1. Is it a Dental Emergency?
Smoothing a chipped tooth, re-cementing a crown that is not causing pain and such problems can be dealt with composite bonding to repair a tooth are not dental emergencies during your dentist's regular office hours. Typically, If you are not sure whether or not you are having a true dental emergency, answer the following questions:
1) Are you bleeding from the mouth?
2) Are you in severe pain?
3) Do you have any loose teeth?
4) Have you been hit in the face or mouth?
5) Do you have any swelling in the mouth or facial area?
6) Do you have any bulges, swelling or knots on your gums?
* If you answered yes to any of these questions, you might be having a dental emergency and should call your dentist immediately. It's important to describe to your dentist exactly what has happened and what you are feeling.
* If you experience extreme pain caused by hot or warm foods or beverages, try drinking ice water. It might relieve the pain. Sip on ice water and hold some in your mouth until you see the dentist.
* If you are having sensitivity to cold or if it causes pain to breathe in air, avoid cold foods and beverages. Breathe through your nose and call your dentist's office.
* If you experience pain in a tooth when biting down, it might indicate an abscess. This is an emergency and you should call your dentist's office.
2. How to Avoid a Dental Emergency
Many dental emergencies can be easily avoided by having routine check ups with your dentist to ensure that your mouth and teeth are healthy, strong and free from decay.

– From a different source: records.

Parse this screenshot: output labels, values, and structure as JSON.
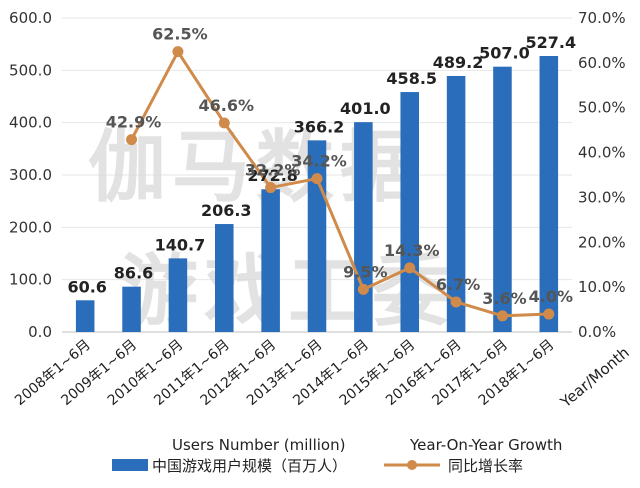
{
  "chart_data": {
    "type": "bar",
    "categories": [
      "2008年1~6月",
      "2009年1~6月",
      "2010年1~6月",
      "2011年1~6月",
      "2012年1~6月",
      "2013年1~6月",
      "2014年1~6月",
      "2015年1~6月",
      "2016年1~6月",
      "2017年1~6月",
      "2018年1~6月"
    ],
    "series": [
      {
        "name": "中国游戏用户规模（百万人）",
        "type": "bar",
        "axis": "left",
        "values": [
          60.6,
          86.6,
          140.7,
          206.3,
          272.8,
          366.2,
          401.0,
          458.5,
          489.2,
          507.0,
          527.4
        ],
        "labels": [
          "60.6",
          "86.6",
          "140.7",
          "206.3",
          "272.8",
          "366.2",
          "401.0",
          "458.5",
          "489.2",
          "507.0",
          "527.4"
        ]
      },
      {
        "name": "同比增长率",
        "type": "line",
        "axis": "right",
        "values": [
          null,
          42.9,
          62.5,
          46.6,
          32.2,
          34.2,
          9.5,
          14.3,
          6.7,
          3.6,
          4.0
        ],
        "labels": [
          null,
          "42.9%",
          "62.5%",
          "46.6%",
          "32.2%",
          "34.2%",
          "9.5%",
          "14.3%",
          "6.7%",
          "3.6%",
          "4.0%"
        ]
      }
    ],
    "ylim_left": [
      0,
      600
    ],
    "ylim_right": [
      0,
      70
    ],
    "yticks_left": [
      "0.0",
      "100.0",
      "200.0",
      "300.0",
      "400.0",
      "500.0",
      "600.0"
    ],
    "yticks_right": [
      "0.0%",
      "10.0%",
      "20.0%",
      "30.0%",
      "40.0%",
      "50.0%",
      "60.0%",
      "70.0%"
    ],
    "xlabel": "Year/Month",
    "legend_en": [
      "Users Number (million)",
      "Year-On-Year Growth"
    ],
    "legend_position": "bottom",
    "colors": {
      "bar": "#2a6ebb",
      "line": "#d08a4a",
      "grid": "#e6e6e6"
    },
    "watermark": "伽马数据 游戏工委"
  }
}
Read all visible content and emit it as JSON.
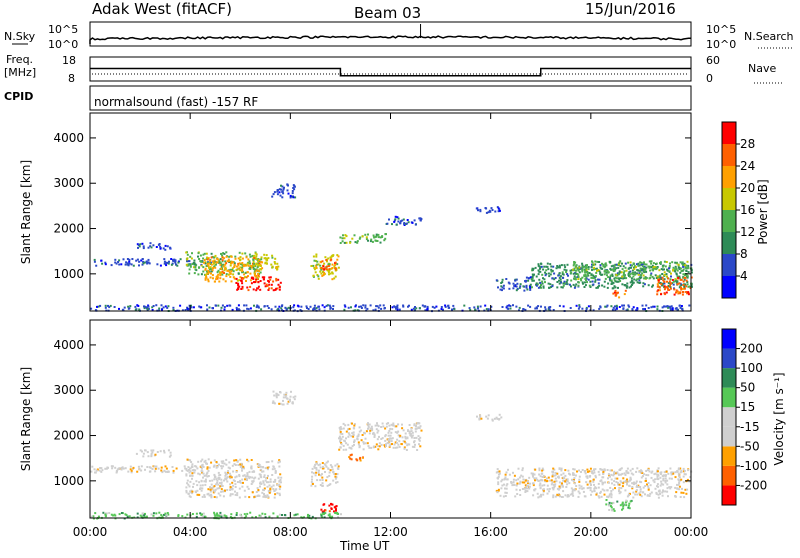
{
  "header": {
    "station": "Adak West (fitACF)",
    "beam": "Beam 03",
    "date": "15/Jun/2016"
  },
  "status_panel": {
    "left_label_top": "N.Sky",
    "right_label_top": "N.Search",
    "left_ticks": [
      "10^5",
      "10^0"
    ],
    "right_ticks": [
      "10^5",
      "10^0"
    ],
    "freq_label_line1": "Freq.",
    "freq_label_line2": "[MHz]",
    "freq_ticks": [
      "18",
      "8"
    ],
    "nave_ticks": [
      "60",
      "0"
    ],
    "nave_label": "Nave",
    "cpid_label": "CPID",
    "cpid_text": "normalsound (fast) -157 RF",
    "freq_profile": {
      "high_mhz": 13.2,
      "low_mhz": 10.2,
      "low_start_hour": 10.0,
      "low_end_hour": 18.0
    }
  },
  "colors": {
    "power": [
      "#0000ff",
      "#2b48c8",
      "#2e8b57",
      "#4fb04f",
      "#c8c800",
      "#ffa000",
      "#ff6000",
      "#ff0000"
    ],
    "velocity": [
      "#ff0000",
      "#ff6000",
      "#ffa000",
      "#cfcfcf",
      "#cfcfcf",
      "#56c856",
      "#2e8b57",
      "#2b48c8",
      "#0000ff"
    ]
  },
  "chart_data": [
    {
      "type": "heatmap",
      "name": "power",
      "ylabel": "Slant Range [km]",
      "yticks": [
        "1000",
        "2000",
        "3000",
        "4000"
      ],
      "ylim": [
        180,
        4550
      ],
      "colorbar_label": "Power [dB]",
      "colorbar_ticks": [
        "4",
        "8",
        "12",
        "16",
        "20",
        "24",
        "28"
      ],
      "regions": [
        {
          "t0": 0.0,
          "t1": 4.8,
          "r0": 1200,
          "r1": 1350,
          "level": 1
        },
        {
          "t0": 1.8,
          "t1": 3.2,
          "r0": 1550,
          "r1": 1700,
          "level": 1
        },
        {
          "t0": 3.8,
          "t1": 6.8,
          "r0": 1000,
          "r1": 1500,
          "level": 3
        },
        {
          "t0": 4.5,
          "t1": 6.8,
          "r0": 850,
          "r1": 1400,
          "level": 5
        },
        {
          "t0": 5.8,
          "t1": 7.6,
          "r0": 650,
          "r1": 950,
          "level": 7
        },
        {
          "t0": 6.5,
          "t1": 7.5,
          "r0": 1100,
          "r1": 1450,
          "level": 4
        },
        {
          "t0": 8.8,
          "t1": 9.9,
          "r0": 900,
          "r1": 1450,
          "level": 4
        },
        {
          "t0": 9.2,
          "t1": 9.8,
          "r0": 1100,
          "r1": 1350,
          "level": 6
        },
        {
          "t0": 9.9,
          "t1": 11.8,
          "r0": 1700,
          "r1": 1900,
          "level": 3
        },
        {
          "t0": 11.8,
          "t1": 13.2,
          "r0": 2100,
          "r1": 2300,
          "level": 1
        },
        {
          "t0": 7.2,
          "t1": 8.2,
          "r0": 2700,
          "r1": 3000,
          "level": 1
        },
        {
          "t0": 16.2,
          "t1": 17.6,
          "r0": 650,
          "r1": 950,
          "level": 1
        },
        {
          "t0": 17.6,
          "t1": 24.0,
          "r0": 700,
          "r1": 1250,
          "level": 2
        },
        {
          "t0": 19.2,
          "t1": 24.0,
          "r0": 900,
          "r1": 1300,
          "level": 3
        },
        {
          "t0": 20.8,
          "t1": 21.4,
          "r0": 500,
          "r1": 650,
          "level": 6
        },
        {
          "t0": 22.6,
          "t1": 24.0,
          "r0": 550,
          "r1": 950,
          "level": 6
        },
        {
          "t0": 0.0,
          "t1": 24.0,
          "r0": 200,
          "r1": 330,
          "level": 1
        },
        {
          "t0": 15.4,
          "t1": 16.4,
          "r0": 2350,
          "r1": 2500,
          "level": 1
        }
      ]
    },
    {
      "type": "heatmap",
      "name": "velocity",
      "ylabel": "Slant Range [km]",
      "yticks": [
        "1000",
        "2000",
        "3000",
        "4000"
      ],
      "ylim": [
        180,
        4550
      ],
      "xlabel": "Time UT",
      "xticks": [
        "00:00",
        "04:00",
        "08:00",
        "12:00",
        "16:00",
        "20:00",
        "00:00"
      ],
      "xlim_hours": [
        0,
        24
      ],
      "colorbar_label": "Velocity [m s⁻¹]",
      "colorbar_ticks": [
        "-200",
        "-100",
        "-50",
        "-15",
        "15",
        "50",
        "100",
        "200"
      ],
      "regions": [
        {
          "t0": 0.0,
          "t1": 4.8,
          "r0": 1200,
          "r1": 1350,
          "level": 3
        },
        {
          "t0": 1.8,
          "t1": 3.2,
          "r0": 1550,
          "r1": 1700,
          "level": 3
        },
        {
          "t0": 3.8,
          "t1": 7.6,
          "r0": 650,
          "r1": 1500,
          "level": 3
        },
        {
          "t0": 8.8,
          "t1": 9.9,
          "r0": 900,
          "r1": 1450,
          "level": 3
        },
        {
          "t0": 9.9,
          "t1": 13.2,
          "r0": 1700,
          "r1": 2300,
          "level": 3
        },
        {
          "t0": 7.2,
          "t1": 8.2,
          "r0": 2700,
          "r1": 3000,
          "level": 3
        },
        {
          "t0": 10.3,
          "t1": 10.9,
          "r0": 1450,
          "r1": 1600,
          "level": 1
        },
        {
          "t0": 9.2,
          "t1": 9.9,
          "r0": 300,
          "r1": 550,
          "level": 0
        },
        {
          "t0": 16.2,
          "t1": 24.0,
          "r0": 650,
          "r1": 1300,
          "level": 3
        },
        {
          "t0": 0.0,
          "t1": 10.0,
          "r0": 190,
          "r1": 320,
          "level": 5
        },
        {
          "t0": 20.5,
          "t1": 21.6,
          "r0": 350,
          "r1": 600,
          "level": 5
        },
        {
          "t0": 15.4,
          "t1": 16.4,
          "r0": 2350,
          "r1": 2500,
          "level": 3
        }
      ]
    }
  ]
}
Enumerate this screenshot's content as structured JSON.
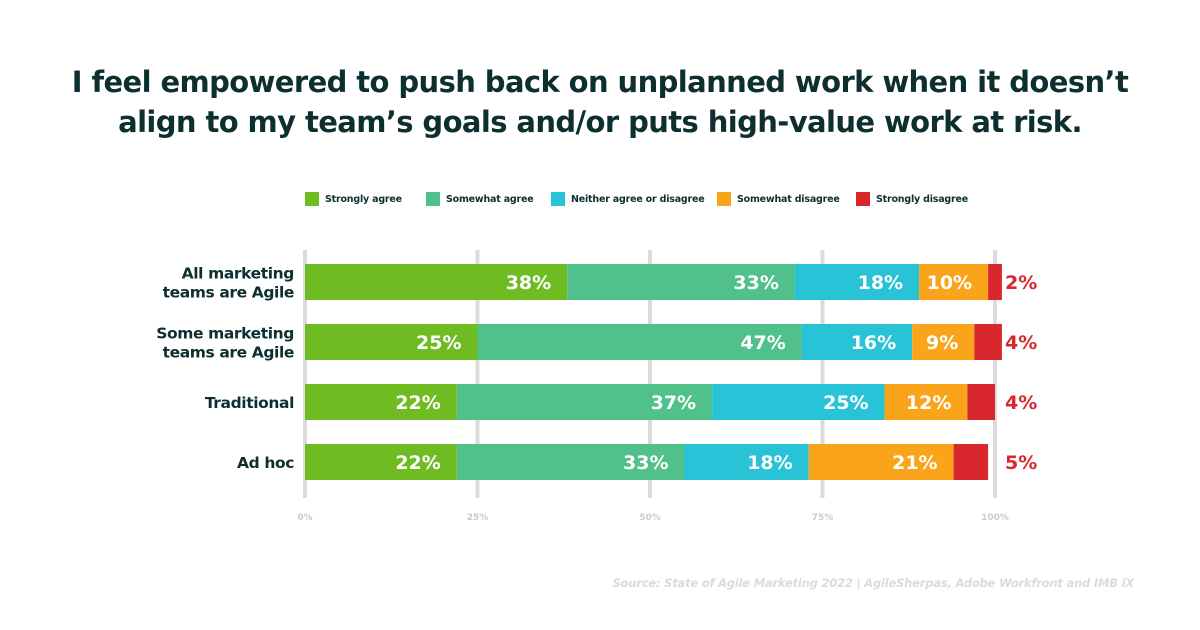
{
  "title": {
    "line1": "I feel empowered to push back on unplanned work when it doesn’t",
    "line2": "align to my team’s goals and/or puts high-value work at risk."
  },
  "source": "Source: State of Agile Marketing 2022 | AgileSherpas, Adobe Workfront and IMB iX",
  "chart_data": {
    "type": "bar",
    "orientation": "horizontal",
    "stacked": true,
    "title": "I feel empowered to push back on unplanned work when it doesn’t align to my team’s goals and/or puts high-value work at risk.",
    "categories": [
      [
        "All marketing",
        "teams are Agile"
      ],
      [
        "Some marketing",
        "teams are Agile"
      ],
      [
        "Traditional"
      ],
      [
        "Ad hoc"
      ]
    ],
    "series": [
      {
        "name": "Strongly agree",
        "color": "#6fbb22",
        "values": [
          38,
          25,
          22,
          22
        ]
      },
      {
        "name": "Somewhat agree",
        "color": "#50c18b",
        "values": [
          33,
          47,
          37,
          33
        ]
      },
      {
        "name": "Neither agree or disagree",
        "color": "#29c3d8",
        "values": [
          18,
          16,
          25,
          18
        ]
      },
      {
        "name": "Somewhat disagree",
        "color": "#f9a41b",
        "values": [
          10,
          9,
          12,
          21
        ]
      },
      {
        "name": "Strongly disagree",
        "color": "#d8282e",
        "values": [
          2,
          4,
          4,
          5
        ]
      }
    ],
    "value_labels": [
      [
        "38%",
        "33%",
        "18%",
        "10%",
        "2%"
      ],
      [
        "25%",
        "47%",
        "16%",
        "9%",
        "4%"
      ],
      [
        "22%",
        "37%",
        "25%",
        "12%",
        "4%"
      ],
      [
        "22%",
        "33%",
        "18%",
        "21%",
        "5%"
      ]
    ],
    "x_ticks": [
      "0%",
      "25%",
      "50%",
      "75%",
      "100%"
    ],
    "xlim": [
      0,
      100
    ],
    "grid": true,
    "legend_position": "top"
  }
}
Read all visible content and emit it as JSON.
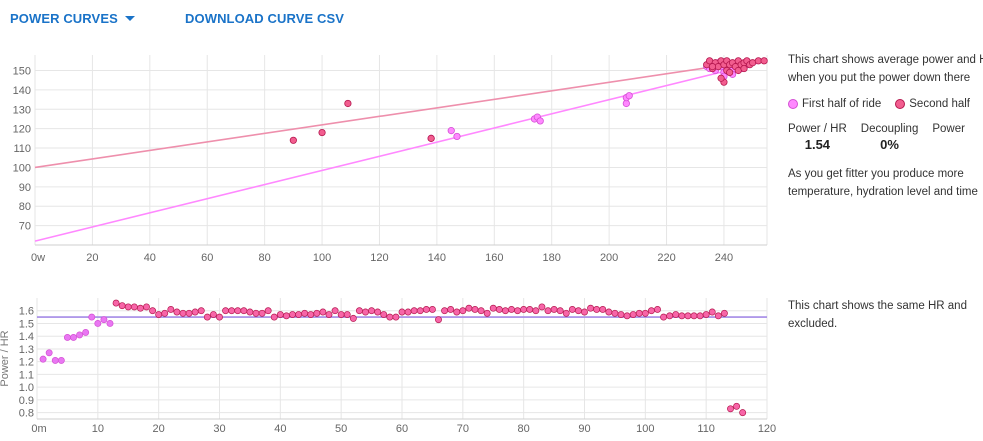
{
  "toolbar": {
    "power_curves_label": "POWER CURVES",
    "download_label": "DOWNLOAD CURVE CSV"
  },
  "colors": {
    "first_half": "#ff88ff",
    "first_half_stroke": "#d44fd4",
    "second_half": "#f25d8f",
    "second_half_stroke": "#b5184f",
    "second_half_line": "#ee8fac",
    "ratio_line": "#a48ae6",
    "ratio_point": "#f765a8",
    "ratio_point_early": "#e977f2",
    "grid": "#e6e6e6",
    "tick": "#666666",
    "toolbar_blue": "#1a73c8"
  },
  "side_top": {
    "text_line1": "This chart shows average power and HR",
    "text_line2": "when you put the power down there",
    "legend_first": "First half of ride",
    "legend_second": "Second half",
    "stat1_label": "Power / HR",
    "stat1_value": "1.54",
    "stat2_label": "Decoupling",
    "stat2_value": "0%",
    "stat3_label": "Power",
    "text2_line1": "As you get fitter you produce more",
    "text2_line2": "temperature, hydration level and time"
  },
  "side_bottom": {
    "text_line1": "This chart shows the same HR and",
    "text_line2": "excluded."
  },
  "chart_data": [
    {
      "type": "scatter",
      "xlim": [
        0,
        255
      ],
      "ylim": [
        60,
        158
      ],
      "x_ticks": [
        "0w",
        "20",
        "40",
        "60",
        "80",
        "100",
        "120",
        "140",
        "160",
        "180",
        "200",
        "220",
        "240"
      ],
      "y_ticks": [
        "70",
        "80",
        "90",
        "100",
        "110",
        "120",
        "130",
        "140",
        "150"
      ],
      "grid": true,
      "series": [
        {
          "points": [
            [
              138,
              115
            ],
            [
              145,
              119
            ],
            [
              147,
              116
            ],
            [
              174,
              125
            ],
            [
              175,
              126
            ],
            [
              176,
              124
            ],
            [
              206,
              133
            ],
            [
              206,
              136
            ],
            [
              207,
              137
            ],
            [
              234,
              152
            ],
            [
              235,
              151
            ],
            [
              236,
              153
            ],
            [
              237,
              150
            ],
            [
              238,
              154
            ],
            [
              239,
              152
            ],
            [
              240,
              149
            ],
            [
              241,
              151
            ],
            [
              242,
              153
            ],
            [
              243,
              150
            ],
            [
              244,
              152
            ],
            [
              246,
              151
            ],
            [
              248,
              153
            ],
            [
              240,
              147
            ],
            [
              243,
              148
            ]
          ],
          "trend": [
            [
              0,
              62
            ],
            [
              255,
              155
            ]
          ]
        },
        {
          "points": [
            [
              90,
              114
            ],
            [
              100,
              118
            ],
            [
              109,
              133
            ],
            [
              138,
              115
            ],
            [
              234,
              153
            ],
            [
              235,
              155
            ],
            [
              236,
              151
            ],
            [
              237,
              154
            ],
            [
              238,
              152
            ],
            [
              239,
              155
            ],
            [
              240,
              153
            ],
            [
              241,
              150
            ],
            [
              241,
              155
            ],
            [
              242,
              153
            ],
            [
              243,
              154
            ],
            [
              244,
              152
            ],
            [
              245,
              155
            ],
            [
              246,
              153
            ],
            [
              247,
              154
            ],
            [
              248,
              155
            ],
            [
              249,
              153
            ],
            [
              250,
              154
            ],
            [
              252,
              155
            ],
            [
              254,
              155
            ],
            [
              240,
              144
            ],
            [
              239,
              146
            ],
            [
              242,
              149
            ],
            [
              245,
              150
            ],
            [
              236,
              152
            ],
            [
              247,
              151
            ]
          ],
          "trend": [
            [
              0,
              100
            ],
            [
              255,
              156
            ]
          ]
        }
      ]
    },
    {
      "type": "scatter",
      "xlim": [
        0,
        120
      ],
      "ylim": [
        0.75,
        1.7
      ],
      "x_ticks": [
        "0m",
        "10",
        "20",
        "30",
        "40",
        "50",
        "60",
        "70",
        "80",
        "90",
        "100",
        "110",
        "120"
      ],
      "y_ticks": [
        "0.8",
        "0.9",
        "1.0",
        "1.1",
        "1.2",
        "1.3",
        "1.4",
        "1.5",
        "1.6"
      ],
      "ylabel": "Power / HR",
      "grid": true,
      "reference_line": 1.55,
      "values": [
        1.22,
        1.27,
        1.21,
        1.21,
        1.39,
        1.39,
        1.41,
        1.43,
        1.55,
        1.5,
        1.53,
        1.5,
        1.66,
        1.64,
        1.63,
        1.63,
        1.62,
        1.63,
        1.6,
        1.57,
        1.58,
        1.61,
        1.59,
        1.58,
        1.58,
        1.59,
        1.6,
        1.55,
        1.57,
        1.55,
        1.6,
        1.6,
        1.6,
        1.6,
        1.59,
        1.58,
        1.58,
        1.6,
        1.55,
        1.57,
        1.56,
        1.57,
        1.57,
        1.58,
        1.57,
        1.58,
        1.59,
        1.57,
        1.6,
        1.57,
        1.57,
        1.54,
        1.6,
        1.59,
        1.6,
        1.59,
        1.57,
        1.55,
        1.55,
        1.59,
        1.59,
        1.6,
        1.6,
        1.61,
        1.61,
        1.53,
        1.6,
        1.61,
        1.59,
        1.6,
        1.62,
        1.61,
        1.6,
        1.58,
        1.62,
        1.61,
        1.6,
        1.61,
        1.6,
        1.61,
        1.61,
        1.6,
        1.63,
        1.6,
        1.61,
        1.6,
        1.58,
        1.61,
        1.6,
        1.59,
        1.62,
        1.61,
        1.61,
        1.59,
        1.58,
        1.57,
        1.56,
        1.57,
        1.58,
        1.58,
        1.6,
        1.61,
        1.55,
        1.56,
        1.57,
        1.56,
        1.56,
        1.56,
        1.56,
        1.57,
        1.59,
        1.56,
        1.58,
        0.83,
        0.85,
        0.8
      ]
    }
  ]
}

Wearing a mouth guard during sports activities will help to prevent teeth from being chipped, knocked out or broken. Avoid chewing on ice and hard foods that may break or fracture your teeth. If you are planning to travel out of the country or leaving for an extended vacation, during which you may not have ready access to dental care, it is important to see your dentist for a routine check up before you leave. Your dentist can make sure that you don't have any loose crowns or teeth, decay close to the nerve of a tooth that could cause you pain or develop into an abscess or other problems that could be easily fixed before becoming a dental emergency later.
3.Being Prepared for a Dental Emergency
Because a dental emergency can happen at any time and place, the best thing to do is be prepared and don't panic. Pack and keep with you a small dental first aid kit containing the following:
1) Small container with a lid
2) Name and phone number of your dentist
3) Acetaminophen (not aspirin or ibuprofen because they can act as a blood thinner and cause excessive bleeding during a dental emergency).